Saifur Rohman, pengajar filsafat di UNJ menuliskan dengan tegas. “Kurikulum nasional memerlukan pembenahan. Paradigma pendidikan, teori ilmu pengetahuan, dan struktur masyarakat telah berubah.” (Baca opini Kompas.id “Kurikulum yang Dimakan Usia”).

Meskipun yang sebenarnya bukan berubah, tapi berganti. HP hitam putih sudah diganti dengan Smartphone. Pun manusianya, sekarang adalah era generasi milenial dan Gen-Z. Cara berkomunikasi, kesukaan, dan model bergaul juga tidak sama.

Dalam kata yang lain, umat Islam memang kudu aktif membaca. Tidak bisa apa yang membuat masa lalu baik akan relevan dengan sekarang. Sebagai contoh, media cetak. Apakah keunggulan media cetak bisa jadi rujukan untuk membangun media online yang unggul?

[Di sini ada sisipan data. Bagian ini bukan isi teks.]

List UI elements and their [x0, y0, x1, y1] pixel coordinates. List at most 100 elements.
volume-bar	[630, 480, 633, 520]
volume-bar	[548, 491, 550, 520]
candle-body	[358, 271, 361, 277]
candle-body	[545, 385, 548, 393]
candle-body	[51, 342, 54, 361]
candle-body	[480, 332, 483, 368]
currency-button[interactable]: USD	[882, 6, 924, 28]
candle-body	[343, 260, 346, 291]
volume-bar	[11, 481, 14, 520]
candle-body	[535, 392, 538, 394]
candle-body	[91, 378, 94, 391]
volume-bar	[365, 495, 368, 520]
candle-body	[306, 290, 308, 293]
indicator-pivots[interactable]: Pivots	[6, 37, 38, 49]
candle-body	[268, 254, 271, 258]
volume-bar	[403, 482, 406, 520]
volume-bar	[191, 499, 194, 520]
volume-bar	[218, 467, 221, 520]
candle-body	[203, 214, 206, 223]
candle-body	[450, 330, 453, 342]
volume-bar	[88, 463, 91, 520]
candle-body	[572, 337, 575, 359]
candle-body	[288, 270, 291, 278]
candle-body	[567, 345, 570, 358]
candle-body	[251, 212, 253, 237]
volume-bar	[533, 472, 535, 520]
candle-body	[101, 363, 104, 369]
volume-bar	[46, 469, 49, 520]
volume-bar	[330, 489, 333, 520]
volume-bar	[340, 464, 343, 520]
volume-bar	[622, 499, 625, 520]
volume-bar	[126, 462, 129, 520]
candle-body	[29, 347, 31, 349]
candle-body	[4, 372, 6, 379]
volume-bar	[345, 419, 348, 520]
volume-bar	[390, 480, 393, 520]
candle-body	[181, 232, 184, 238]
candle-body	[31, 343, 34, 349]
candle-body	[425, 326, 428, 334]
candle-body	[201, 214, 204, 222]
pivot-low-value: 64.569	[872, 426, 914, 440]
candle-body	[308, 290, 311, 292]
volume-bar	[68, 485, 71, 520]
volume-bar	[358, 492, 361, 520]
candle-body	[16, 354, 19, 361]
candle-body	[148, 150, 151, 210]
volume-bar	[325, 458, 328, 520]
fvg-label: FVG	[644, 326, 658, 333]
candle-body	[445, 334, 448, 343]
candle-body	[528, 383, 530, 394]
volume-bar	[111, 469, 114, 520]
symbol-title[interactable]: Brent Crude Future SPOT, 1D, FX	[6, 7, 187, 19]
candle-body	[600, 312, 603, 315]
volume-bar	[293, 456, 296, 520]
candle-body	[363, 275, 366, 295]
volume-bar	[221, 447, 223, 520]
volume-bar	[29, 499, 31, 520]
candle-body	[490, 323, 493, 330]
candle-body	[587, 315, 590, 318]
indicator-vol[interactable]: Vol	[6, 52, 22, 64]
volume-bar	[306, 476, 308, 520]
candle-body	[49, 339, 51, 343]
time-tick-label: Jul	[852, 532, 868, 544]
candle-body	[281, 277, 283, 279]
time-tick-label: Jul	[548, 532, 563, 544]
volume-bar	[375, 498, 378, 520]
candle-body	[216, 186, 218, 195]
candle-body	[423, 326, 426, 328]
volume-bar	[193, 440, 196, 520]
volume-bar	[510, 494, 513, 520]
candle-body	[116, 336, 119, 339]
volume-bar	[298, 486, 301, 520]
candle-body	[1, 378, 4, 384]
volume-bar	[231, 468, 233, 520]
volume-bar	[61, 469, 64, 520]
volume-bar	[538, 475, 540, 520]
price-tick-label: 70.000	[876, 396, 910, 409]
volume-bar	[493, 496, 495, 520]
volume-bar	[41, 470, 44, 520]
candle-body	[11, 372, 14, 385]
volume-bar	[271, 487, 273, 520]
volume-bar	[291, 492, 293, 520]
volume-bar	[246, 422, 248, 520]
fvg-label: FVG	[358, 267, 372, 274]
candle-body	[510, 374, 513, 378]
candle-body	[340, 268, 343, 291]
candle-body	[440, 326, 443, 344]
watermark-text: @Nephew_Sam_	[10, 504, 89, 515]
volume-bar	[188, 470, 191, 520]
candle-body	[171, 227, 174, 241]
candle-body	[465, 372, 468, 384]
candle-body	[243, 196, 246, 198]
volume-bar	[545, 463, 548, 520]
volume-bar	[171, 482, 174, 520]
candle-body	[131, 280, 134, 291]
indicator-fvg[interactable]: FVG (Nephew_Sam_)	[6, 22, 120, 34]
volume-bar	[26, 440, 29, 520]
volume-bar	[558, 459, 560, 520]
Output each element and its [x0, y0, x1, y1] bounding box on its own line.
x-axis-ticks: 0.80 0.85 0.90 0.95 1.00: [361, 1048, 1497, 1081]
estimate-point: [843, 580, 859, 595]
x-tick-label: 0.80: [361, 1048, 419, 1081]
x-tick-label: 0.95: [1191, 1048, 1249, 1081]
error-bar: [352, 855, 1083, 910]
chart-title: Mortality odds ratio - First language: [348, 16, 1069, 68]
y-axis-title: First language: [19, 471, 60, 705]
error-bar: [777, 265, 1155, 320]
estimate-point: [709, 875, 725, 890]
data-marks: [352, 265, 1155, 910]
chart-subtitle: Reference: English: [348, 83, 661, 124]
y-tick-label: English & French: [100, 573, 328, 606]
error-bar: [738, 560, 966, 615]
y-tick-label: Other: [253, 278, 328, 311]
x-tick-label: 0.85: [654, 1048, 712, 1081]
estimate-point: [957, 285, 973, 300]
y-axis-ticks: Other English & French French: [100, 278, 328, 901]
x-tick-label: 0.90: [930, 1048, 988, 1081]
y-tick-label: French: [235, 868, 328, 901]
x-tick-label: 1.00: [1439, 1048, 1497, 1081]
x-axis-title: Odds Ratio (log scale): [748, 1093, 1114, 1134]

Jadi, Iqra Bismirabbik meminta kita untuk selalu mau tampil relevan.

Kebaikan Kedua

Memandang dunia dari hakikatnya. Iqra Bismirabbik mengajak kita membaca sesuatu secara mendalam, sampai ke inti. Yakni tembus kepada hakikatnya.

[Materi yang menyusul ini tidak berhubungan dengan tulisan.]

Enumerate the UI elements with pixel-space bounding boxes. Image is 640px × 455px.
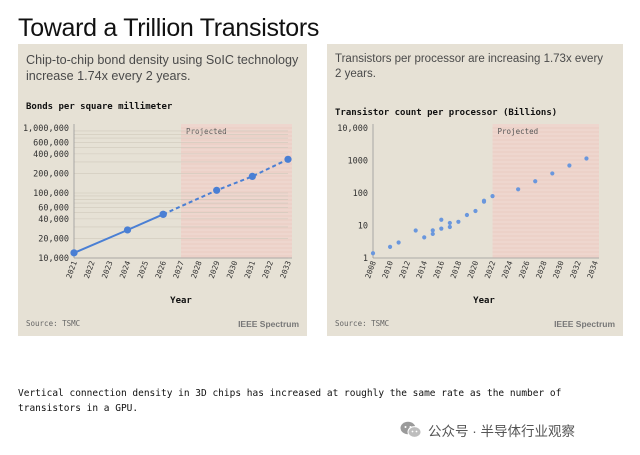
y-tick-label: 1,000,000 — [23, 124, 69, 134]
y-tick-label: 10 — [358, 222, 368, 232]
ieee-spectrum-logo: IEEE Spectrum — [238, 319, 299, 329]
source-note: Source: TSMC — [26, 319, 81, 328]
source-note: Source: TSMC — [335, 319, 390, 328]
y-tick-label: 600,000 — [33, 138, 69, 148]
data-point — [284, 155, 292, 163]
data-point — [413, 228, 418, 233]
x-tick-label: 2012 — [397, 260, 412, 280]
measured-series-line — [73, 213, 164, 254]
x-tick-label: 2014 — [414, 259, 429, 280]
x-tick-label: 2022 — [82, 260, 97, 280]
projected-region — [181, 124, 292, 258]
x-tick-label: 2026 — [153, 259, 168, 280]
data-point — [213, 186, 221, 194]
y-tick-label: 60,000 — [38, 203, 69, 213]
data-point — [481, 198, 487, 203]
data-point — [422, 235, 427, 240]
figure-caption: Vertical connection density in 3D chips … — [18, 388, 562, 414]
page-title: Toward a Trillion Transistors — [18, 14, 320, 42]
watermark-text: 公众号 · 半导体行业观察 — [428, 424, 575, 439]
x-tick-label: 2016 — [432, 259, 447, 280]
x-tick-label: 2010 — [380, 259, 395, 280]
x-tick-label: 2023 — [100, 260, 115, 280]
y-tick-label: 100,000 — [33, 189, 69, 199]
projected-series-line — [162, 158, 289, 216]
wechat-watermark: 公众号 · 半导体行业观察 — [400, 420, 575, 440]
data-point — [396, 240, 401, 245]
y-tick-label: 400,000 — [33, 150, 69, 160]
data-point — [464, 212, 470, 218]
data-point — [447, 224, 452, 230]
x-tick-label: 2028 — [189, 259, 204, 280]
data-point — [516, 187, 521, 192]
data-point — [123, 226, 132, 234]
data-point — [473, 208, 478, 214]
chart-subtitle: Transistors per processor are increasing… — [335, 53, 604, 80]
data-point — [70, 249, 78, 257]
ieee-spectrum-logo: IEEE Spectrum — [554, 319, 615, 329]
data-point — [370, 251, 376, 256]
data-point — [567, 163, 572, 168]
wechat-icon — [400, 421, 422, 438]
y-tick-label: 100 — [353, 189, 368, 199]
bond-density-chart: Projected 1,000,000 600,000 400,000 200,000 1… — [23, 124, 293, 306]
y-tick-label: 1 — [363, 254, 368, 264]
data-point — [533, 179, 538, 184]
chart-subtitle: Chip-to-chip bond density using SoIC tec… — [26, 53, 299, 83]
x-tick-label: 2026 — [517, 259, 532, 280]
x-tick-label: 2030 — [551, 259, 566, 280]
data-point — [430, 228, 435, 233]
data-point — [430, 231, 435, 237]
data-point — [456, 219, 461, 224]
bond-density-chart-panel: Chip-to-chip bond density using SoIC tec… — [18, 44, 307, 336]
y-tick-label: 40,000 — [38, 215, 69, 225]
transistor-count-chart-panel: Transistors per processor are increasing… — [327, 44, 623, 336]
y-tick-label: 10,000 — [337, 124, 368, 134]
projected-label: Projected — [498, 127, 539, 136]
x-tick-label: 2032 — [260, 260, 275, 280]
data-point — [439, 226, 444, 231]
x-tick-label: 2022 — [483, 260, 498, 280]
x-axis-label: Year — [473, 296, 495, 306]
x-tick-label: 2024 — [500, 259, 515, 280]
data-point — [159, 210, 167, 218]
x-tick-label: 2025 — [136, 260, 151, 280]
data-point — [490, 194, 495, 199]
data-point — [550, 171, 555, 176]
y-tick-label: 10,000 — [38, 254, 69, 264]
x-tick-label: 2029 — [207, 260, 222, 280]
data-point — [584, 156, 589, 161]
y-axis-label: Bonds per square millimeter — [26, 102, 173, 112]
y-tick-label: 200,000 — [33, 169, 69, 179]
x-tick-label: 2030 — [225, 259, 240, 280]
y-tick-label: 1000 — [348, 157, 368, 167]
x-tick-label: 2034 — [585, 259, 600, 280]
x-tick-label: 2033 — [278, 260, 293, 280]
projected-label: Projected — [186, 127, 227, 136]
data-point — [387, 244, 393, 249]
data-point — [447, 220, 452, 226]
x-tick-label: 2027 — [171, 260, 186, 280]
x-tick-label: 2024 — [118, 259, 133, 280]
x-tick-label: 2031 — [243, 260, 258, 280]
x-tick-label: 2018 — [449, 259, 464, 280]
y-axis-label: Transistor count per processor (Billions… — [335, 108, 558, 118]
x-tick-label: 2020 — [466, 259, 481, 280]
x-tick-label: 2028 — [534, 259, 549, 280]
x-axis-label: Year — [170, 296, 192, 306]
y-tick-label: 20,000 — [38, 234, 69, 244]
data-point — [248, 172, 256, 181]
x-tick-label: 2032 — [568, 260, 583, 280]
projected-region — [492, 124, 599, 258]
data-point — [439, 217, 444, 222]
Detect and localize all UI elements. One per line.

Ketika hari ini banyak orang berlomba-lomba ingin mendapat kedudukan, itu bukan karena fenomena zaman. Itu adalah bukti dari kegagalan membaca.

Ketika Qarun keluar dengan seluruh kekayaannya, orang-orang yang tak membaca takjub. Tapi mereka gagal paham, ketakjuban itu adalah buah dari sifat materialisme dalam jiwa.

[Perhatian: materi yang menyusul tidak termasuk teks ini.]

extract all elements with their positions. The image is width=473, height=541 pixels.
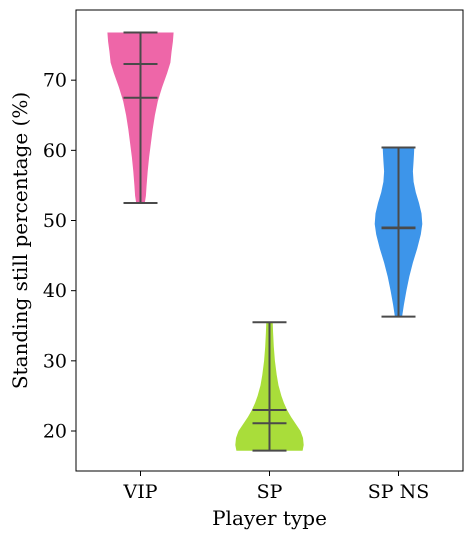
y-axis-label: Standing still percentage (%) bbox=[8, 92, 32, 389]
y-tick-label-60: 60 bbox=[43, 140, 67, 162]
y-tick-label-20: 20 bbox=[43, 421, 67, 443]
x-axis-ticks: VIP SP SP NS bbox=[122, 471, 429, 503]
violin-layer bbox=[107, 31, 423, 452]
y-tick-label-30: 30 bbox=[43, 350, 67, 372]
x-tick-label-sp: SP bbox=[257, 481, 283, 503]
y-tick-label-50: 50 bbox=[43, 210, 67, 232]
x-tick-label-sp-ns: SP NS bbox=[368, 481, 429, 503]
y-axis-ticks: 20 30 40 50 60 70 bbox=[43, 70, 76, 443]
plot-frame bbox=[75, 9, 464, 472]
y-tick-label-40: 40 bbox=[43, 280, 67, 302]
x-tick-label-vip: VIP bbox=[122, 481, 157, 503]
y-tick-label-70: 70 bbox=[43, 70, 67, 92]
x-axis-label: Player type bbox=[212, 506, 327, 530]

Mereka bukan lagi berkomentar, tapi berharap. “Mudah-mudahan kita mempunyai harta kekayaan seperti apa yang telah diberikan kepada Qarun. Sesungguhnya dia benar-benar mempunyai keberuntungan yang besar.” (QS. Al-Qashshash: 79)

Namun, Allah menggambarkan apa yang jadi ungkapan orang berilmu kala melihat hal yang sama terhadap Qarun.

“Celakalah kamu! Ketahuilah, pahala Allah lebih baik bagi orang-orang yang beriman dan mengerjakan kebajikan, dan (pahala yang besar) itu hanya diperoleh oleh orang-orang yang sabar.” (QS. Al-Qashshash: 80).

Uji dalam Hati

Mari kita coba renungkan dalam hati. Apakah harta lebih baik dari pada pahala dari sisi Allah?

Lihat saja fakta keseharian, utamanya berita-berita korupsi. Apakah itu karena pelakunya peduli kepada rakyat? Atau itu karena mereka telah menjadi budak harta?

Artikel ini tak akan mampu menjawab kebaikan demi kebaikan dari Iqra Bismirabbik.

Namun dari dua kebaikan itu kita bisa menguatkan hati dan pikiran, bahwa membaca bukan semata tentang menghimpun pengetahuan. Apalagi sebatas ilmu dan pengetahuan yang kita anggap valid karena adanya ijazah lembaga pendidikan formal.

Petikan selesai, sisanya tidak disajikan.